La piattaforma Bullish ha annunciato l’acquisizione di Equiniti per 4,2 miliardi di dollari, mirando a integrare capacità regolamentate di transfer agent, registri azionari e servizi agli emittenti per supportare titoli tokenizzati, trading 24/7 e settlement basato su stablecoin.
Infine, alcune società con grandi tesorerie in Bitcoin hanno indicato la possibile vendita di posizioni per finanziare obblighi societari, riportando la questione del leverage, dei costi di finanziamento e del potenziale eccesso di offerta legato a bilanci societari esposti a BTC.
Grafico della settimana
Da inizio maggio 2026 Bitcoin ha guadagnato il 5,7% mese su mese, sovraperformando classi di attivo tradizionali come l’S&P 500, l’oro e il petrolio. Il CoinDesk 80 (CD80) ha segnato un +15,32% MTD, con una rotazione della momentum verso altcoin a capitalizzazione più bassa: ad esempio ZEC ha registrato un rialzo significativo del 57%.
Questa dinamica suggerisce un’estensione del rally che coinvolge titoli di secondo livello, con divergenze tra gli indici principali (CD80) e i sottoindici più ristretti (CD5, CD20) che indicano un crescente appetito per esposizioni più speculative all’interno del mercato crypto.

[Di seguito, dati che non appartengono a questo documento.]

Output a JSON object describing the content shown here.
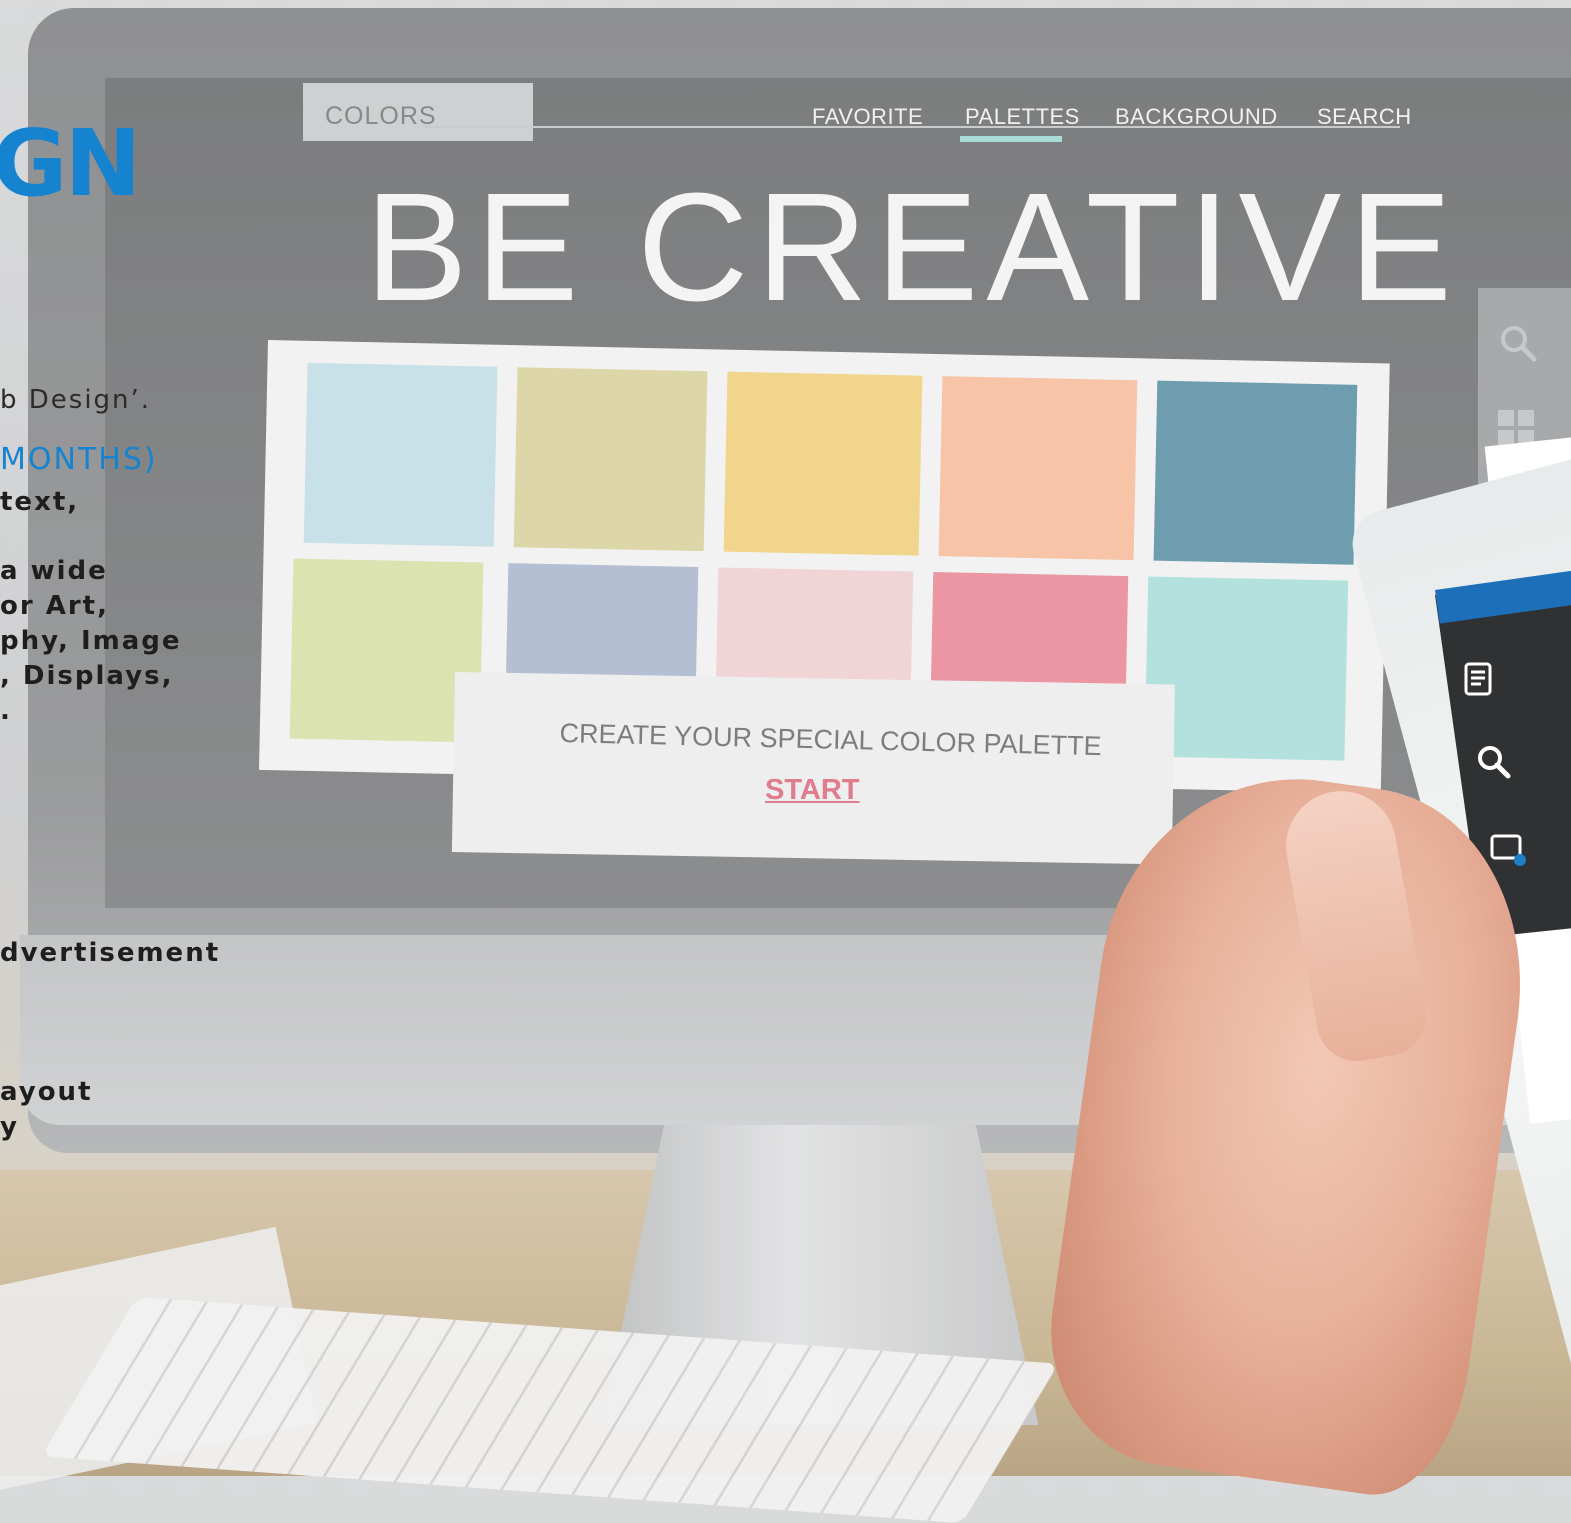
{
  "left_copy": {
    "heading": "GN",
    "lines": [
      "b Design’.",
      "MONTHS)",
      "text,",
      "a wide",
      "or Art,",
      "phy, Image",
      ", Displays,",
      ".",
      "dvertisement",
      "ayout",
      "y"
    ]
  },
  "screen_ui": {
    "colors_label": "COLORS",
    "nav": [
      "FAVORITE",
      "PALETTES",
      "BACKGROUND",
      "SEARCH"
    ],
    "active_nav": "PALETTES",
    "headline": "BE CREATIVE",
    "cta_text": "CREATE YOUR SPECIAL COLOR PALETTE",
    "cta_button": "START"
  },
  "palette_colors": {
    "row1": [
      "#c8e0e8",
      "#dcd6a8",
      "#f2d58c",
      "#f8c4a8",
      "#6e9db0"
    ],
    "row2": [
      "#dbe3b0",
      "#b4bfd4",
      "#f0d4d6",
      "#ec95a3",
      "#b3e2de"
    ]
  },
  "icons": [
    "search-icon",
    "grid-icon",
    "document-icon",
    "search-icon",
    "window-icon"
  ],
  "accent_colors": {
    "brand_blue": "#1683d1",
    "cta_pink": "#e07d8d",
    "active_tab": "#a9dcd6"
  }
}
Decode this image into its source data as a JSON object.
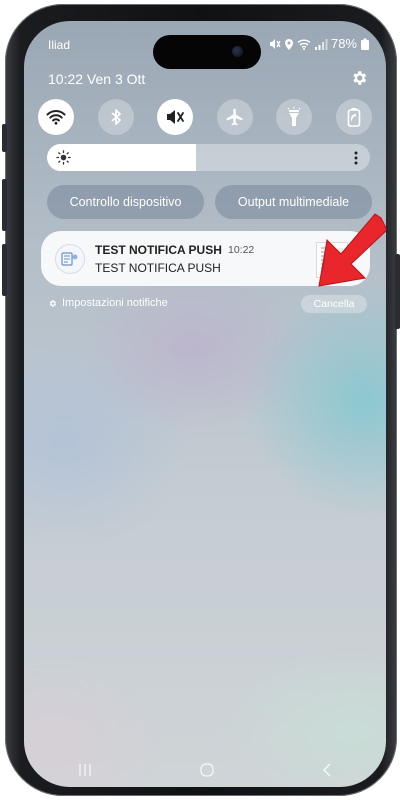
{
  "status_bar": {
    "carrier": "Iliad",
    "battery": "78%"
  },
  "header": {
    "datetime": "10:22  Ven 3 Ott",
    "settings_icon": "gear-icon"
  },
  "quick_settings": [
    {
      "name": "wifi-icon",
      "active": true
    },
    {
      "name": "bluetooth-icon",
      "active": false
    },
    {
      "name": "mute-icon",
      "active": true
    },
    {
      "name": "airplane-icon",
      "active": false
    },
    {
      "name": "flashlight-icon",
      "active": false
    },
    {
      "name": "power-saving-icon",
      "active": false
    }
  ],
  "brightness": {
    "level": 0.46
  },
  "pills": {
    "device_control": "Controllo dispositivo",
    "media_output": "Output multimediale"
  },
  "notification": {
    "title": "TEST NOTIFICA PUSH",
    "time": "10:22",
    "body": "TEST NOTIFICA PUSH"
  },
  "footer": {
    "settings_label": "Impostazioni notifiche",
    "clear_label": "Cancella"
  },
  "nav_bar": [
    "recents-icon",
    "home-icon",
    "back-icon"
  ],
  "colors": {
    "arrow": "#e8262b",
    "active_tile": "#ffffff"
  }
}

Per gli investitori istituzionali è importante monitorare la qualità del mercato, la liquidità effettiva e il rischio di concentrazione per valutare la sostenibilità di questi movimenti di prezzo su orizzonti di investimento più ampi.
Risorse e approfondimenti
Per i professionisti del settore sono rilevanti i report di ricerca che confrontano asset digitali e beni monetari tradizionali, oltre agli studi sulle infrastrutture degli exchange e sulla loro resilienza operativa. Questi documenti aiutano a definire policy di risk management e a strutturare soluzioni di custodia e controllo per allocazioni istituzionali.

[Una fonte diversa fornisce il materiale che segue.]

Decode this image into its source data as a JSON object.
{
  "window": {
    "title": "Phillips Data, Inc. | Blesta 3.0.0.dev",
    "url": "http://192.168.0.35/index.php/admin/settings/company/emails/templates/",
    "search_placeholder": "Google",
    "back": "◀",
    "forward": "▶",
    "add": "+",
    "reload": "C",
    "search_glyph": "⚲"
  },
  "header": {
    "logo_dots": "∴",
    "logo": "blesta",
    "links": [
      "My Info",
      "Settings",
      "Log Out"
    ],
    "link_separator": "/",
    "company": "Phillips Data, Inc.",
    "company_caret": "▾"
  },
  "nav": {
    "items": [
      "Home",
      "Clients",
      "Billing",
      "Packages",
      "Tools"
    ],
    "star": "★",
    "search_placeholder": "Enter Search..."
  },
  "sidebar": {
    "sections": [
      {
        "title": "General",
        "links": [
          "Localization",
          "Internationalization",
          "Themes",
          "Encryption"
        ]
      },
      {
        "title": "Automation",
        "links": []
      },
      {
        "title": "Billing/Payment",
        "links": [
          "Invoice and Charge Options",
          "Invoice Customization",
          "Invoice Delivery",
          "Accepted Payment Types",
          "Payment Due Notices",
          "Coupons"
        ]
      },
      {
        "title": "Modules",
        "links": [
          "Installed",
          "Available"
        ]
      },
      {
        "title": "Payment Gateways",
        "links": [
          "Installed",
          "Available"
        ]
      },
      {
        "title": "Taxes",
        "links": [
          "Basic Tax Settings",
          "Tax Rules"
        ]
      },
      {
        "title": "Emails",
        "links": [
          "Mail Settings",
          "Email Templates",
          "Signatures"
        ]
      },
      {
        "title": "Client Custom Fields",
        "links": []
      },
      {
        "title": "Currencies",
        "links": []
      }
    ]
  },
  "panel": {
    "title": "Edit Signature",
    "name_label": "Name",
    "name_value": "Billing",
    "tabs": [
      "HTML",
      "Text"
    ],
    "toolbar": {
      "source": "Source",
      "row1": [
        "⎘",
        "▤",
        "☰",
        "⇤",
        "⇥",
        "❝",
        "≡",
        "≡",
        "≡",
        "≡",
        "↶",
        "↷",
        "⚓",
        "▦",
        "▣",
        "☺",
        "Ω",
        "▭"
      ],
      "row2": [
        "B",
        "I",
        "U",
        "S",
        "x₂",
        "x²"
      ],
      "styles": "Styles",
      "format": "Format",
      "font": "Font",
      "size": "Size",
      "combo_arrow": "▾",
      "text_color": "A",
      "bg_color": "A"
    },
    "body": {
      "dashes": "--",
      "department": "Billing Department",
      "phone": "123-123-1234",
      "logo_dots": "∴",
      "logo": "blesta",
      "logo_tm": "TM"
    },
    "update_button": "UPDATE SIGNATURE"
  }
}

Segnaliamo inoltre che, con l’aumento della partecipazione istituzionale, cresce la necessità di dati verificabili, pratiche di governance chiare e conformità normativa per ridurre i costi di controparte e i premi di illiquidità associati alle allocazioni in asset digitali.
In sintesi
- L’arbitraggio relativo Bitcoin/oro può offrire opportunità quando il premio relativo si discosta dal fair value stimato, ma richiede un’integrazione rigorosa con segnali macro su rendimenti reali e politica monetaria.

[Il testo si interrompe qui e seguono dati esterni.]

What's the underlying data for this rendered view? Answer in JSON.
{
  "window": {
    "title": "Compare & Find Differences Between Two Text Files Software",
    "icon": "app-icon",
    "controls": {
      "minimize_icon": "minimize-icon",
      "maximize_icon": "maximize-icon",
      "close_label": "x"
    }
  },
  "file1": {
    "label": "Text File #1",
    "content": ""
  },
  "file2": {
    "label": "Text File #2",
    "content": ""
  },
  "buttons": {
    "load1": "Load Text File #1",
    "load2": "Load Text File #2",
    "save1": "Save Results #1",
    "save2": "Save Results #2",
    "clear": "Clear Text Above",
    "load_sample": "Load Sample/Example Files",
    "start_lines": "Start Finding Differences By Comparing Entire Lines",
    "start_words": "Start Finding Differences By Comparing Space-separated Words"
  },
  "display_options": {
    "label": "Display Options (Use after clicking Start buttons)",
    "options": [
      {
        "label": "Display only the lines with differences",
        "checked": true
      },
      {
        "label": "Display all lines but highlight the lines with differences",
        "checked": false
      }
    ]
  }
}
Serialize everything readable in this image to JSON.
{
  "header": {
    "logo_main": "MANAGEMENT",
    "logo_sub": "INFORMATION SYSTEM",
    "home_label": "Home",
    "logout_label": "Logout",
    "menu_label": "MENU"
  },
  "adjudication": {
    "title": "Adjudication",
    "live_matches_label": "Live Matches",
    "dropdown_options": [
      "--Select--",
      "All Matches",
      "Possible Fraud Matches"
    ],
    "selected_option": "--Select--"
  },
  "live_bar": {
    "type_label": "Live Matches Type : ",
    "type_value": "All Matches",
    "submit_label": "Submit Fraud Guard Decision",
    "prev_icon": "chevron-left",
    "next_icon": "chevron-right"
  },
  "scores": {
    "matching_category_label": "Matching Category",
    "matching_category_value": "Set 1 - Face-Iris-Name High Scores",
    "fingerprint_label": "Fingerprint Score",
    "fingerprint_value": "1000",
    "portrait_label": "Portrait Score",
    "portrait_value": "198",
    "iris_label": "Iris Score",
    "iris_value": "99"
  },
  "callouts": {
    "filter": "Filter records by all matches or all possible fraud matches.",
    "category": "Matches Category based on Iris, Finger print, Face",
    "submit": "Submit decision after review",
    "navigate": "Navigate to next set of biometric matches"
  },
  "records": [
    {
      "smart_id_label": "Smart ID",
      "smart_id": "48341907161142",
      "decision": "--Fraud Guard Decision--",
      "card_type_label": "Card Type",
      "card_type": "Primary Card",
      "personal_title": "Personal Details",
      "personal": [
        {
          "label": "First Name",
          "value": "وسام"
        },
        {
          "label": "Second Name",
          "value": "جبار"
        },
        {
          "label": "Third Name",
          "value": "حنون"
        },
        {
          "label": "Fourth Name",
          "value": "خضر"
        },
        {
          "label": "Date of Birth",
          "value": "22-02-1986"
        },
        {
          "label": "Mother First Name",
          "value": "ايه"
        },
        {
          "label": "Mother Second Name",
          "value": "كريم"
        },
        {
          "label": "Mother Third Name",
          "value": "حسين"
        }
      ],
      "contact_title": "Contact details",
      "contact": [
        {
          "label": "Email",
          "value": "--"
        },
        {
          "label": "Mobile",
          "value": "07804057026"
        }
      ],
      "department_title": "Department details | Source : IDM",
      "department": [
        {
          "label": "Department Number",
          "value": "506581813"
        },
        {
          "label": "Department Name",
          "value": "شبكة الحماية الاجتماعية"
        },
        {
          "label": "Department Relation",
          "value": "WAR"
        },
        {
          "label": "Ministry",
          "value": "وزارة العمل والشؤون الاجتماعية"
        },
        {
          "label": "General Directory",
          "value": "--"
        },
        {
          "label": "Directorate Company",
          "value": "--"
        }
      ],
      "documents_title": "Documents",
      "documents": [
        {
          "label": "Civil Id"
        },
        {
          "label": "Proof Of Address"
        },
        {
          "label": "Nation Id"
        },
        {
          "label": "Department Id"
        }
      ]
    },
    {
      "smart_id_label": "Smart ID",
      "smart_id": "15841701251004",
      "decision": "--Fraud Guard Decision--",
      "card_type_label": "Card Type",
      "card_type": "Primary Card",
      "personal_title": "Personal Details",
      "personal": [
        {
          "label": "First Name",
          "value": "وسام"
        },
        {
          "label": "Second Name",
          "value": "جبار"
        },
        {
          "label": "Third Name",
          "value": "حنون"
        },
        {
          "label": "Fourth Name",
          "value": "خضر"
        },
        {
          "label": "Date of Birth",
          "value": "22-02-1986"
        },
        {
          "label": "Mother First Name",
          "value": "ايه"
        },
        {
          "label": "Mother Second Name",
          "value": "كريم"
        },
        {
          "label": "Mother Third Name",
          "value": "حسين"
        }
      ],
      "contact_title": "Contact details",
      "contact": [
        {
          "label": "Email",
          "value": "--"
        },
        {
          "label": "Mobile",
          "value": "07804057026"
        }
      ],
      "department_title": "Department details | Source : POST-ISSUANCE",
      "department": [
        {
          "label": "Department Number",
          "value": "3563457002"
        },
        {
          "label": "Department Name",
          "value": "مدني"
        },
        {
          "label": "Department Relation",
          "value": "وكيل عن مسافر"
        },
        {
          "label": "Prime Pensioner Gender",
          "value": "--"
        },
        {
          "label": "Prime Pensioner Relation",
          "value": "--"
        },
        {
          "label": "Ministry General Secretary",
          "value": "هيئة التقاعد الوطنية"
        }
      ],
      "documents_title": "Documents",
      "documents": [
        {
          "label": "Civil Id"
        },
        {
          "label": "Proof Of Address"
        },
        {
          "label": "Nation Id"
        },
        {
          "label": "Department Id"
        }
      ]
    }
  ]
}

- La concentrazione dei volumi sugli exchange top-tier riduce alcuni rischi di liquidità, ma gli eventi di mercato recenti mostrano che la resilienza operativa rimane una vulnerabilità sistemica da valutare nelle allocazioni istituzionali.
- Le nuove raccolte di capitale per infrastrutture crypto e il rafforzamento di servizi prime-brokerage segnalano che l’ecosistema sta maturando; gli investitori italiani dovrebbero considerare l’impatto su costi di transazione, disponibilità di prodotti regolamentati e opzioni di custodia sul territorio europeo.